LinuxQuestions.org

LinuxQuestions.org (/questions/)
-   Linux - Security (https://www.linuxquestions.org/questions/linux-security-4/)
-   -   Fun new security project (https://www.linuxquestions.org/questions/linux-security-4/fun-new-security-project-488553/)

LinuxBlackBox 10-01-2006 04:57 PM
Fun new security project
 
I've had this idea, and I'd like to get an impression from the community on whether or not it would be feasable, and how I'd go about doing it.

I'd like to create a script that, every time someone logs in (or returns from screensaver), it will begin a countdown, and if it doesnt recieve a certain message, it will log the user back out again.

So, for example, if I wiggled the mouse and the screensaver went away, I'd have to type.. authenticate or something into a terminal, and enter my password, or else be logged out. I figure this way, if someone ever Does get remote access to my computer, they'll be kicked out in 30 seconds since they wouldnt know the command. Or, if one of the numerous kids running around my office decide they want to delete everything on my desktop, they'll only get to have 30 seconds of fun before being kicked out.

This means I'd need some way to execute a script and start a countdown everytime a user logs on. Any ideas on how to go about doing this? Any help/comments/suggestions are appreciated.

Capt_Caveman 10-01-2006 05:21 PM
Maybe I'm confused about what you are planning, but both KDE and Gnome have screensaver programs that can be set to require authentication before a user can return to the desktop session from the screensaver. Also, what would requiring a user to enter a password immediately after logging in accomplish, wouldn't they need to know the password to have logged in already?

If you are thinking about requiring some action, like 'user must play beethoven mp3 within 30 sec of logging in or get logged out', then you could probably rig something to work. To be honest though, if you are concerned about password security I think you'd be better off looking into implementing an additional security measure like a biometric authentication or RSA token. I like the RSAsecurID and they already have PAM intergration.
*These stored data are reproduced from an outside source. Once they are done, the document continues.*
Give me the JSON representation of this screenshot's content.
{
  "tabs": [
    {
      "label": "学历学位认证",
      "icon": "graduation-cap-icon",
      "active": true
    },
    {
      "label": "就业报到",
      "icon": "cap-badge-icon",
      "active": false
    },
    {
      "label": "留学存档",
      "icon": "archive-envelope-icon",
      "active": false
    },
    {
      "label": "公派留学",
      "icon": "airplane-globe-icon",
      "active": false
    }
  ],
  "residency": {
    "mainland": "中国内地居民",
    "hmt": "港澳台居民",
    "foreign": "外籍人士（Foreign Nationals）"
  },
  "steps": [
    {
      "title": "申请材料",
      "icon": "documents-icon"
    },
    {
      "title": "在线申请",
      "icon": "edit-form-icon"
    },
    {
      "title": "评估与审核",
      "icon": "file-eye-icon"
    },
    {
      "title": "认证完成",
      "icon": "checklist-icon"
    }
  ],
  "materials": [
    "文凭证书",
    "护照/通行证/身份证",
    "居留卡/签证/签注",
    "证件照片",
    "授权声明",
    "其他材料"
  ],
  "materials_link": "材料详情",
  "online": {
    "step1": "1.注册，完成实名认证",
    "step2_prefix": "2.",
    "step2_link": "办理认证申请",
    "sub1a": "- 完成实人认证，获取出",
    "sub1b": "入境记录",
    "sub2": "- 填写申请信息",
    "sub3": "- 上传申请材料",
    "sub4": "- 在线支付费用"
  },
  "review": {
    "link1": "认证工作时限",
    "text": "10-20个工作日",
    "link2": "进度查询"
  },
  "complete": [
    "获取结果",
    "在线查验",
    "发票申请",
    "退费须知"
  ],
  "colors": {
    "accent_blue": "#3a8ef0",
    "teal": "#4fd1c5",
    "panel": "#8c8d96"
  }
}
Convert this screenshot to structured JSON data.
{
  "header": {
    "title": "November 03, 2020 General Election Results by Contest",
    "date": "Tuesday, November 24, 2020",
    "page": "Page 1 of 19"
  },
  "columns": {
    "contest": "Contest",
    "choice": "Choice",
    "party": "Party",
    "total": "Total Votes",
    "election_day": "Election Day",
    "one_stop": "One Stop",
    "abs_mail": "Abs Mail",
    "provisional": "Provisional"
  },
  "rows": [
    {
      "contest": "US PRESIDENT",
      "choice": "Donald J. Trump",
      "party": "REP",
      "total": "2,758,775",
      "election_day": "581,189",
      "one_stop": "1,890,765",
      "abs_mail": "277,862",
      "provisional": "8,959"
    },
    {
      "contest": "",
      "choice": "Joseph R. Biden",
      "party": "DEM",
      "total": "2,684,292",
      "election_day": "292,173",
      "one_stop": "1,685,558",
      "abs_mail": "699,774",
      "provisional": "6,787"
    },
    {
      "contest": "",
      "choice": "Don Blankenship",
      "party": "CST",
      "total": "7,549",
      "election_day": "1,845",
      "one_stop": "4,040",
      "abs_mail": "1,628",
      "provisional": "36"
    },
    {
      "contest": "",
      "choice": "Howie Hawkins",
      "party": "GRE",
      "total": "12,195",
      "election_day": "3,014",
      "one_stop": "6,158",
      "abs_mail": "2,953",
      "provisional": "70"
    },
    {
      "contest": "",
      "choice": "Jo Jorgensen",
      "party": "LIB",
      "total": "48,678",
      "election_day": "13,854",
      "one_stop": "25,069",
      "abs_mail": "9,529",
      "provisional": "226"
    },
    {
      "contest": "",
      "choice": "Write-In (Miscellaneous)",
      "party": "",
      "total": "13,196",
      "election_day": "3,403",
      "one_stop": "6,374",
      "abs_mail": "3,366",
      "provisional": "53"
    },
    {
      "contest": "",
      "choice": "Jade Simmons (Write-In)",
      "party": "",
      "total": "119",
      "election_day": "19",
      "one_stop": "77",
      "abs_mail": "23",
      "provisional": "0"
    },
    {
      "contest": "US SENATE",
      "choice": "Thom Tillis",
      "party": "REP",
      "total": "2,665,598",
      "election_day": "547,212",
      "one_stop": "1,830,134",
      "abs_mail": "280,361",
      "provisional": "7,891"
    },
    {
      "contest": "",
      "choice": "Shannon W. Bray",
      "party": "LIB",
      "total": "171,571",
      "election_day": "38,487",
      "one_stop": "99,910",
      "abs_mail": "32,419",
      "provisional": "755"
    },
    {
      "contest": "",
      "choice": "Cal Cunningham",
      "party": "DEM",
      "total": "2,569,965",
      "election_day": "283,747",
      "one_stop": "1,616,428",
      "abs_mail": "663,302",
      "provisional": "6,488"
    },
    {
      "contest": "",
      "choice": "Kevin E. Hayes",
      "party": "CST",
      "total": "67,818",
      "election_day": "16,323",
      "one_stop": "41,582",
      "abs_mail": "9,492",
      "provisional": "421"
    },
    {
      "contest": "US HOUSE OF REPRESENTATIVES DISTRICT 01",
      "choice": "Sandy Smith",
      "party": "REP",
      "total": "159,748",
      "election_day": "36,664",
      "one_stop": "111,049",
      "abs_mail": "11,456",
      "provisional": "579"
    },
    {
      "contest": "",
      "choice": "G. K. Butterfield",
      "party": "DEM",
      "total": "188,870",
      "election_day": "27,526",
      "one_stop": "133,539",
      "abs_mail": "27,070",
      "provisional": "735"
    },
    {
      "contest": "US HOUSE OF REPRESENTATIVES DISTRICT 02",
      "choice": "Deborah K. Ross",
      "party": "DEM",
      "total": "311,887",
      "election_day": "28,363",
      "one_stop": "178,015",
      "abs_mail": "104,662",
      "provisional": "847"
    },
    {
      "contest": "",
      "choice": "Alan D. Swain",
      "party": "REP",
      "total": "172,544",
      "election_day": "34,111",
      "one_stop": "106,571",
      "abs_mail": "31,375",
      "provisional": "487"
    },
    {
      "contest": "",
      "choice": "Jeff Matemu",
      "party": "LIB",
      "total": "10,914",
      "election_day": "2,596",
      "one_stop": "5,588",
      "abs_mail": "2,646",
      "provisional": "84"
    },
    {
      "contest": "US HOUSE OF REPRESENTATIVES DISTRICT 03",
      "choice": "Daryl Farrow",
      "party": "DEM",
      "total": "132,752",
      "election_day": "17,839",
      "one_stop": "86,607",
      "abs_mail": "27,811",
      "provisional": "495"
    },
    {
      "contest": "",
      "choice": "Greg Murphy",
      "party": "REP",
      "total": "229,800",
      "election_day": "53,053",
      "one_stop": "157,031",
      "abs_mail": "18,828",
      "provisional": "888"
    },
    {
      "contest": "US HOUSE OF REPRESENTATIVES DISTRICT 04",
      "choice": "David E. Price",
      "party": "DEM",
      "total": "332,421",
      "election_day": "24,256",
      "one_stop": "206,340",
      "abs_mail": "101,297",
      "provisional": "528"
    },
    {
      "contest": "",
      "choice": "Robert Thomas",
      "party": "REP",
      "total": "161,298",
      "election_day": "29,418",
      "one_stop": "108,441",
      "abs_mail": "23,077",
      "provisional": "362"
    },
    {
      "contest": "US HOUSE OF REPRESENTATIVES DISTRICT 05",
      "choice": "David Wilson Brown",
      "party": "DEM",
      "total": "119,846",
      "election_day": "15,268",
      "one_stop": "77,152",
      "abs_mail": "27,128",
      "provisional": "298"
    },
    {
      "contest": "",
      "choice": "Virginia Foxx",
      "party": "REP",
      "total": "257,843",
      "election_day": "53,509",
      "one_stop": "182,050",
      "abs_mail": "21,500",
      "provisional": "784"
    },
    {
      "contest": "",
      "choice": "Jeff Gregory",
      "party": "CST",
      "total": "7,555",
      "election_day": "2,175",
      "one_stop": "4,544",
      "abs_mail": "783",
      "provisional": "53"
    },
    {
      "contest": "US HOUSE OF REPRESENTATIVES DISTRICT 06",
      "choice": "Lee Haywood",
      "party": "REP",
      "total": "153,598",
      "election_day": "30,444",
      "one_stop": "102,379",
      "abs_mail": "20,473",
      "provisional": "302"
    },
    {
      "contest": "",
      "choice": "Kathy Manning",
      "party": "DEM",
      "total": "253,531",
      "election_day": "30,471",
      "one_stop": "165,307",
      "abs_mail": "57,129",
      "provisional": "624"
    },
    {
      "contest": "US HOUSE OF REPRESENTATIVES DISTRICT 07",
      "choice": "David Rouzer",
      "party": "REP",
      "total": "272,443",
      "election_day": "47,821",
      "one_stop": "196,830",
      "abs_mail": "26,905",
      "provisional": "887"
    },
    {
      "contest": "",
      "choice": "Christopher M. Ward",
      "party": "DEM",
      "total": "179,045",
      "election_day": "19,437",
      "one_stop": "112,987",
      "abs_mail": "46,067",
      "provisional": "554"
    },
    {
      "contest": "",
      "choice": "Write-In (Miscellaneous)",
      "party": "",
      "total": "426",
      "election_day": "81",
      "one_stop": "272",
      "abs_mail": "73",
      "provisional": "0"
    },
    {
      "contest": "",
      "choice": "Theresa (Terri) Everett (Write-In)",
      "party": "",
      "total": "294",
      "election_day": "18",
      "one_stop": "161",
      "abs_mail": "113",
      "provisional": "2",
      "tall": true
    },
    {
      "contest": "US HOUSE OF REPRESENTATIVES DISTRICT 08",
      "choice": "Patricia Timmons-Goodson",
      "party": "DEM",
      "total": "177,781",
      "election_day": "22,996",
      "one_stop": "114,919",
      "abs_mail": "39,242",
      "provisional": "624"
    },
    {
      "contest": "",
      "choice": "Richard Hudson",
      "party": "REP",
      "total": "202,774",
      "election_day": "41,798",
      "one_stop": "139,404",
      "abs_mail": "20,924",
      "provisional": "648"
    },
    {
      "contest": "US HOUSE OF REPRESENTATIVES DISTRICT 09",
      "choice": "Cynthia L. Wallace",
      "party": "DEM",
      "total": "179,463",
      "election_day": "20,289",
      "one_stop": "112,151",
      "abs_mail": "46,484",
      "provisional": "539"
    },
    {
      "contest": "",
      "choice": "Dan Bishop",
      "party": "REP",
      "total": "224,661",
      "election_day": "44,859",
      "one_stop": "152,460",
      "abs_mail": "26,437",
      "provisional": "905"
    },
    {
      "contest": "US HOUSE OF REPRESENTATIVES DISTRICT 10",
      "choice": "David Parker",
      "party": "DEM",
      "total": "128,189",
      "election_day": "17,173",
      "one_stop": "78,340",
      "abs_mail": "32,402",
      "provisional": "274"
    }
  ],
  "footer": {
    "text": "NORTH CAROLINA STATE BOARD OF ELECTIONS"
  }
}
LinuxBlackBox 10-01-2006 07:16 PM
I'm aware of the screensaver password protection, but I was going to try for something a little more subtle. Theres a few things I would like to try, but I really just think it would provide an unbeatable level of security. The computer is used as an ssh/squid/http/ftp server, and so I get a lot of malicious activity. I think that if somebody Did gain access to the box, and then was kicked out promptly afterwards, it would be a much better security measure than just extra password strength. Plus I figured I'd add a counter, so two failed logins would temporarily turn off the nic, reboot, send a message to my email, or something like that.


All times are GMT -5. The time now is 05:43 AM.